Oui, tout à fait. Les cinq rapports du Giec font preuve d'une remarquable continuité. En revanche, la hausse de l'effet de serre a été plus rapide, en raison d'un rythme des émissions de plus en plus soutenu, qui a plus que doublé en vingt ans. Nous avions mal anticipé l'émergence de la Chine, qui brûle aujourd'hui 50 % du charbon consommé dans le monde. La concentration de CO2 dans l'atmosphère atteint aujourd'hui 400 ppm (parties par million) et pourrait atteindre 560 ppm, ce qui s'accompagnerait de températures moyennes en hausse de 2 à 5°C d'ici à 2100.
Nous alertons depuis longtemps sur la multiplication des phénomènes climatiques extrêmes, mais cela devient de plus en plus concret, y compris en France. Le rapport sur le climat de la France au XXIe siècle [publié en août 2014, ndlr] illustre les évolutions possibles sur notre territoire.
Que faut-il faire pour éviter une dégradation catastrophique ?
Nous savons aujourd'hui que la réduction puis la suppression des émissions de CO2, nécessaires pour limiter la hausse de la température à 2°C, n'ont rien d'un rêve. Elles sont à la fois techniquement possibles et économiquement viables. En revanche, cela implique de changer complètement notre mode de développement. Pour que la température moyenne n'augmente pas de plus de 2°C, il faut que nous émettions au maximum 900 milliards de tonnes de CO2 d'ici à la fin du siècle. Au rythme actuel des émissions, cela signifie qu'il faudrait les supprimer complètement d'ici vingt ans. Par ailleurs, ce volume d'émissions correspond à la combustion de 20 % seulement des réserves d'énergie fossile (conventionnelles ou non conventionnelles) facilement accessibles. Autrement dit, nous devons en laisser 80 % là où elles sont. Il y a dix ans, on pouvait atteindre le même résultat en utilisant 50 % des réserves. Mais depuis, les réserves [les gisements en exploitation plus ceux qu'il serait techniquement possible et économiquement rentable d'exploiter, ndlr] ont doublé, pendant que le stock de CO2présent dans l'atmosphère augmentait. On avait par ailleurs l'espoir que le prix des énergies fossiles augmente de façon naturelle, or nous sommes dans la situation inverse. Cela retarde la compétitivité des énergies renouvelables, mais ralentit aussi la prospection pétrolière devenue moins rentable...

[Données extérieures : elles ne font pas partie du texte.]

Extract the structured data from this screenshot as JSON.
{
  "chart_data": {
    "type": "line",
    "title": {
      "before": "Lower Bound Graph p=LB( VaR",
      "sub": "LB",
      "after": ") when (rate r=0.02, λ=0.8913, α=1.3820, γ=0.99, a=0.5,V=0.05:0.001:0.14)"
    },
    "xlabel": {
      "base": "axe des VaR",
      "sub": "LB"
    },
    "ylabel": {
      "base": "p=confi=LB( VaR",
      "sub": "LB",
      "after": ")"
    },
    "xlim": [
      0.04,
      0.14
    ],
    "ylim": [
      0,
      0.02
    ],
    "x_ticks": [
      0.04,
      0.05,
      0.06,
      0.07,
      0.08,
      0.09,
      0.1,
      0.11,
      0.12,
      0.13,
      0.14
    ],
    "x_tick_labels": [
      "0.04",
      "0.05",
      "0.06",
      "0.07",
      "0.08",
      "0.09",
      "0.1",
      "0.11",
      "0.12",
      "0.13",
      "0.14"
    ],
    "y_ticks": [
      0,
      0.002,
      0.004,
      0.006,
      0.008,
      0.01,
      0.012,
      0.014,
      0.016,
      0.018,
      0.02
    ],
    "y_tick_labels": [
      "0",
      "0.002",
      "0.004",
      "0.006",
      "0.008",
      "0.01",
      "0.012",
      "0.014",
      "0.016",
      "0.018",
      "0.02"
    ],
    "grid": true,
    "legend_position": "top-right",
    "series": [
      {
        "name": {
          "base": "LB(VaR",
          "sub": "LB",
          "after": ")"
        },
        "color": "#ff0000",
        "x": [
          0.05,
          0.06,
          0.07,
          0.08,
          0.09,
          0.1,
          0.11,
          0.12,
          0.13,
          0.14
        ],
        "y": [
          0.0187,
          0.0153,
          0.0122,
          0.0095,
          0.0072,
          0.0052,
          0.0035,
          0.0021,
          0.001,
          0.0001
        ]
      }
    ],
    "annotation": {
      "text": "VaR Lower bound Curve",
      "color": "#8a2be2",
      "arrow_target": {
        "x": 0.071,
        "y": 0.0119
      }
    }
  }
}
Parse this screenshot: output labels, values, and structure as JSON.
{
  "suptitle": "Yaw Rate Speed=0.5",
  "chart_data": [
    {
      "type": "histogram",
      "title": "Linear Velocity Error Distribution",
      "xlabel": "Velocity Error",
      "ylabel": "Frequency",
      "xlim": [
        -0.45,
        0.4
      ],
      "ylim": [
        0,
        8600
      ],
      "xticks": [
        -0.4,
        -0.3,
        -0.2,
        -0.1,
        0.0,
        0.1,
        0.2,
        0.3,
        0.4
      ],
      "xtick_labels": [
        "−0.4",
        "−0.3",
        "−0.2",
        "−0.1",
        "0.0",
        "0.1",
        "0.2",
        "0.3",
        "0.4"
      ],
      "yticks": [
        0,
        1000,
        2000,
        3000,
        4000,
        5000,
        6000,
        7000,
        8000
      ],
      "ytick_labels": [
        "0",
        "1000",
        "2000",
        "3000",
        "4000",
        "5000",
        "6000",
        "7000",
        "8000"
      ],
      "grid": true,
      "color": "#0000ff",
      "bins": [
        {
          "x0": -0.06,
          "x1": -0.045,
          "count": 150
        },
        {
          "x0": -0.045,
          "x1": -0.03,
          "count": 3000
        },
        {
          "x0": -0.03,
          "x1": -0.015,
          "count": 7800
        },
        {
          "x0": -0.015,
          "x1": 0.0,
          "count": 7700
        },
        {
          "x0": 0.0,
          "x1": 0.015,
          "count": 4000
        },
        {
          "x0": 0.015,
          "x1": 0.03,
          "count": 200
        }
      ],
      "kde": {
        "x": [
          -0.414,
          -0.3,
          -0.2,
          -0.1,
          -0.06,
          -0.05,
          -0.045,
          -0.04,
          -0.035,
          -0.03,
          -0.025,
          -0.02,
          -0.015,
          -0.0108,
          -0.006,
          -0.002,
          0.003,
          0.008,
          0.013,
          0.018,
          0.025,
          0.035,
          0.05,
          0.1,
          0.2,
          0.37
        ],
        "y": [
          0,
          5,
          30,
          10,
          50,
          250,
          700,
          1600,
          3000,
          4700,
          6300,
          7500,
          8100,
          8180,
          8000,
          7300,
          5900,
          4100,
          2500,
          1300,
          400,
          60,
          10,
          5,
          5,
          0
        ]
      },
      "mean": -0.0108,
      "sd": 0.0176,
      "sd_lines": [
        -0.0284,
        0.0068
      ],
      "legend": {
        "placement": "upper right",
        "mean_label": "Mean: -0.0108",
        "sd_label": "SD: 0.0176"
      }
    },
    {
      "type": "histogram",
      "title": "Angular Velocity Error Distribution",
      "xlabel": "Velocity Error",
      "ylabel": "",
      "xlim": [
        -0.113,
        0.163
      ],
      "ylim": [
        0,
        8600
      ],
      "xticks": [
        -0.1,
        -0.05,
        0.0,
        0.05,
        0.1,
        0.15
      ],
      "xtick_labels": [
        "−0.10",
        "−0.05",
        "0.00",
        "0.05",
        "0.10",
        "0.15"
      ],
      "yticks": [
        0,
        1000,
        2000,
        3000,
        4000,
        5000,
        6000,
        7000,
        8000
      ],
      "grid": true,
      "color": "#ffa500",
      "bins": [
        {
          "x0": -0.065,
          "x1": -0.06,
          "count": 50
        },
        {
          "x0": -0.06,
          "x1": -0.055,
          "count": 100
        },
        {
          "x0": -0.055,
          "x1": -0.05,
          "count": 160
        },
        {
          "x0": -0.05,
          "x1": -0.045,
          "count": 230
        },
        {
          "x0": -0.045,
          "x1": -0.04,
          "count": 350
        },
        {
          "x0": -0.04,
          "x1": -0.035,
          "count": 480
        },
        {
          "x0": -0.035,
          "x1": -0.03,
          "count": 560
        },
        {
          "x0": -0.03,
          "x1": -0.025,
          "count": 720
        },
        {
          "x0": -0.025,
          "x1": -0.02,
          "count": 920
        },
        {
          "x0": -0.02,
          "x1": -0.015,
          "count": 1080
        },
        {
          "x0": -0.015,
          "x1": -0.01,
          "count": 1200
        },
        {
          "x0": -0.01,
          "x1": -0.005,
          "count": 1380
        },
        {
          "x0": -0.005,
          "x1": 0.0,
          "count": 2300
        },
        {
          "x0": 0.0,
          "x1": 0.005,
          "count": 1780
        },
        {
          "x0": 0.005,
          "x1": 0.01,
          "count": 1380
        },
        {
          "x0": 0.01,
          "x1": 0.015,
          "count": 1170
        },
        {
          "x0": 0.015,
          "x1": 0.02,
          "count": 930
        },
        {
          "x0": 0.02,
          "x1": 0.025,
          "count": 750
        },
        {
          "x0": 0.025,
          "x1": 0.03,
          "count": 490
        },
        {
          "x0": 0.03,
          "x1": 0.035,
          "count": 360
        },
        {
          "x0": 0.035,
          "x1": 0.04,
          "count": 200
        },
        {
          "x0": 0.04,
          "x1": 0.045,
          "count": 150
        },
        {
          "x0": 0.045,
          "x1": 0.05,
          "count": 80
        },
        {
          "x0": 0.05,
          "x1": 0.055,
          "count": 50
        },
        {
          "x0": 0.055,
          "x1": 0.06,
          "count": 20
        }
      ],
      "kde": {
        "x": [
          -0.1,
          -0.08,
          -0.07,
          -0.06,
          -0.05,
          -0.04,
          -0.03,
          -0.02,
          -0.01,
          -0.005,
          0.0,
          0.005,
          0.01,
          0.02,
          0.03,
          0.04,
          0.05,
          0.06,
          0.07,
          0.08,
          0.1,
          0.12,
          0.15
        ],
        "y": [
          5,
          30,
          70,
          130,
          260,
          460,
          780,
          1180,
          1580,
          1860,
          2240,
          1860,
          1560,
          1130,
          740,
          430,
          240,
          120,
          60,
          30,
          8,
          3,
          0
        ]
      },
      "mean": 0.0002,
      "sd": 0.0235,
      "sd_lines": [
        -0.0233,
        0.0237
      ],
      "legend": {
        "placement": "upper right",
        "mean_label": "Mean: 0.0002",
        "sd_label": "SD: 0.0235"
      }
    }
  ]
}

Quelles sont les meilleures pistes pour parvenir au plafonnement d'émissions souhaité ?
À long terme, le réchauffement est très largement dépendant de l'énergie, de la façon dont on la produit et dont on l'utilise. On peut espérer des innovations dans le stockage, grâce aux batteries de voitures électriques et à d'autres solutions diffuses. La baisse des coûts des énergies renouvelables est également prometteuse. Et sur le plan technique, on peut encore accroître fortement leur part dans le bouquet énergétique. L'autre piste à creuser en priorité, c'est tout ce qui a trait à l'utilisation de l'énergie, c'est-à-dire l'efficacité énergétique.
Les captage et stockage de CO2 (carbon capture and storage ou CCS, en anglais), qu'il faudrait en priorité appliquer au charbon et au fioul, ne sont pas si faciles sur le plan technique et n'ont aujourd'hui aucun sens sur le plan économique. En revanche, l'association de la bioénergie au CCS est une piste étudiée avec attention, car elle présente un solde d'émissions négatif. Il s'agit de brûler de la biomasse (qui a absorbé du CO2 durant sa croissance), d'utiliser l'énergie ainsi produite puis de piéger le CO2 qui en résulte.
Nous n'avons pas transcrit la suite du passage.